The NSS wants to announce its support for the Archbishop Cranmer blog. Although it disagrees with this blogger profoundly on so many issues, it agrees with him entirely that the Advertising Standards Authority is overstepping the mark and posing a rather sinister threat to freedom of expression.
Let's make it clear before we get into this that the NSS has no sympathy with the aims of the "Coalition for Marriage" – an ad hoc linking of some of the most extreme and unpleasant religious bigots in Britain (see NSS council member Adrian Tippetts' investigation into who is behind C4M). However, in a democracy we believe that they have the right to express their opinion so long as it doesn't incite violence. The fact that some people find those opinions "offensive" is not reason enough to silence them.
And so we stand with Cranmer in his resistance to the ASA's attempt to stop C4M having its say, however much we disagree with it.
It is understandable that some gay people are very sensitive to this kind of opposition to their attainment of full human rights. But it is dangerous to try to stop the debate. We have to remember that for generations gay people were silenced – it was impossible to even mention the word homosexual (or its predecessors) in Britain for centuries. Any attempt to break that silence could result in severe punishment by the law.
Gay people know what it is to be gagged, and it is good that they are liberated now and can make their voices heard. But they must not become the new oppressors, seeking to curtail legitimate debate on a topic of which there is clearly a divergence of opinions. They must make their case in the face of criticism.

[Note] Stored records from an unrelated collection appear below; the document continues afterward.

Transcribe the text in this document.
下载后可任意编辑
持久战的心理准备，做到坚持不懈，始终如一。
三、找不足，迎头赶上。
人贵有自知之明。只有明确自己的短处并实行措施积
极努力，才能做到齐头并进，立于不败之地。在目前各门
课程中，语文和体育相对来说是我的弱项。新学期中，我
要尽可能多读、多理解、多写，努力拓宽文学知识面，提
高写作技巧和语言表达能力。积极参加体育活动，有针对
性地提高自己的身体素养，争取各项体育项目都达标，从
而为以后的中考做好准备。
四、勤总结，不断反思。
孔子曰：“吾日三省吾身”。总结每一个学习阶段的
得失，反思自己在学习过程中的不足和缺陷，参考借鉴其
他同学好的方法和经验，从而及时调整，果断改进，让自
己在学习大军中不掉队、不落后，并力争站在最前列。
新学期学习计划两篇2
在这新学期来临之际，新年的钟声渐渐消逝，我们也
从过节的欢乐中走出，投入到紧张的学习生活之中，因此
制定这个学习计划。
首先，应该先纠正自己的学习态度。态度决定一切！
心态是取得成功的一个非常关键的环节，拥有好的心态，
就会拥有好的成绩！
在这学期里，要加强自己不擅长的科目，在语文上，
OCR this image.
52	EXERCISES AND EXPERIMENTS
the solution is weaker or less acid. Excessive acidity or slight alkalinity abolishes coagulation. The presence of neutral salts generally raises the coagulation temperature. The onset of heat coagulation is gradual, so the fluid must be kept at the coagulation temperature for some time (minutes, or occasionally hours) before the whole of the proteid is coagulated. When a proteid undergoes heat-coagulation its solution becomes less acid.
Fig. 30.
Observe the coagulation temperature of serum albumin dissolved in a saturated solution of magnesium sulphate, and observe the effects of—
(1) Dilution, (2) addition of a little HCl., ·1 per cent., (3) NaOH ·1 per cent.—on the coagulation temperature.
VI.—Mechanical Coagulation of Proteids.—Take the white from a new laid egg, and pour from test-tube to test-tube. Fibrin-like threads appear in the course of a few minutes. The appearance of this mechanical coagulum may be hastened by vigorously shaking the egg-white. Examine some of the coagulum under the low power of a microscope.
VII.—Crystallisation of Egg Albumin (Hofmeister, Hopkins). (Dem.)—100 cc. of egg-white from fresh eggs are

As with claims of Islamophobia, it is undesirable to extend the concept of "homophobia" to mean anything that gay people find disagreeable. The gay community has had to overcome real discrimination and persecution in such things as employment injustices and gay bashing – that is real homophobia writ large. But simply disagreeing with the aims of the gay rights movement is not an excuse for censorship any more than is criticising Islam. (Persecuting and discriminating against Muslim people is a completely different thing – quite different to challenging an idea that even its own proponents disagree about).

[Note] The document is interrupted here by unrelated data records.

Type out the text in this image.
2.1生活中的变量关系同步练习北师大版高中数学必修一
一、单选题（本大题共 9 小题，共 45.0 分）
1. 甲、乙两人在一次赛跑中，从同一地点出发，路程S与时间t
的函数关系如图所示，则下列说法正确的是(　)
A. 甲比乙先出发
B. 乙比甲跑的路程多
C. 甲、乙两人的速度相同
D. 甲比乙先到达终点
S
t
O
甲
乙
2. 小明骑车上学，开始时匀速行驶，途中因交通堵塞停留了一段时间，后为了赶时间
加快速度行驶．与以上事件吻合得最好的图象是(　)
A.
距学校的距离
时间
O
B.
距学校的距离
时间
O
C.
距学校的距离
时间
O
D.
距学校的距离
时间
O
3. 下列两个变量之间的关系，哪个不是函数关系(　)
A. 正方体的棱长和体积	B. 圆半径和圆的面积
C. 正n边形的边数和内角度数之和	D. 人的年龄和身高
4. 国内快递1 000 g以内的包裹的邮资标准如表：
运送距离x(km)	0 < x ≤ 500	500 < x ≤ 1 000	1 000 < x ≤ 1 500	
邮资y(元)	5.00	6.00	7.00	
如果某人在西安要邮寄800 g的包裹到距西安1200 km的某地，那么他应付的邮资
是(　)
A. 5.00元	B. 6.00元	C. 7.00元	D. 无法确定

So we support rational debate. Some would argue that C4M isn't rational because its objections are based almost entirely on the supposed teachings of scripture, but that doesn't matter, censorship should be kept for the most extreme and dangerous situations.

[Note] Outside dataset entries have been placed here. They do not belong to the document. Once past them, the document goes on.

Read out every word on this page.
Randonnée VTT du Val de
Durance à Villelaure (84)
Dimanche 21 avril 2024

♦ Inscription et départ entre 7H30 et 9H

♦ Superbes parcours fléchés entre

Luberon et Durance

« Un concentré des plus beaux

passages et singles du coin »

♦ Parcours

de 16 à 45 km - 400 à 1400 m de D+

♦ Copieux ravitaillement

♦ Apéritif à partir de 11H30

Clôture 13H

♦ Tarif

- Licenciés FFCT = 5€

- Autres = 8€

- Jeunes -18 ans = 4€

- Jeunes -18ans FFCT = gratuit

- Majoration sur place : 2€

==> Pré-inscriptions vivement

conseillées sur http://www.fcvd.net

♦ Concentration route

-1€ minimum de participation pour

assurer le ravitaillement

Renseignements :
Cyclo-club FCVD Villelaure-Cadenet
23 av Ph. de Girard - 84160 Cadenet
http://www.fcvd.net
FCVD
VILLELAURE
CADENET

Of course, the NSS has had its own run-ins with the Advertising Standards Authority. We challenged their decisions to ban advertisements from an ice cream company that poked gentle fun at religion. The NSS had a meeting with Lord Smith, chairman of the ASA, to ask that the Code of Practice used by the ASA to reach its decisions should not be interpreted in such a way as to restrict free expression.
The ASA's concept of what is 'offensive' seems to be getting narrower and narrower. It sometimes takes only a handful of complaints to trigger a ban on an advertisement. That is not desirable surely in a free and open society.
Cranmer reproduced the C4M advertisement to illustrate a blog he had written about the topic. In that sense surely it wasn't strictly speaking an advertisement at all – defined in the dictionary as "a paid announcement".
The NSS reproduced the banned ice cream advertisements in order to illustrate our own story on the topic – the story wouldn't have made sense had we not done so.
Cranmer is right to resist the ASA's bullying tone and its readiness to restrict free speech without good reason. We wish him well in his campaign and offer our support if he thinks it appropriate to accept.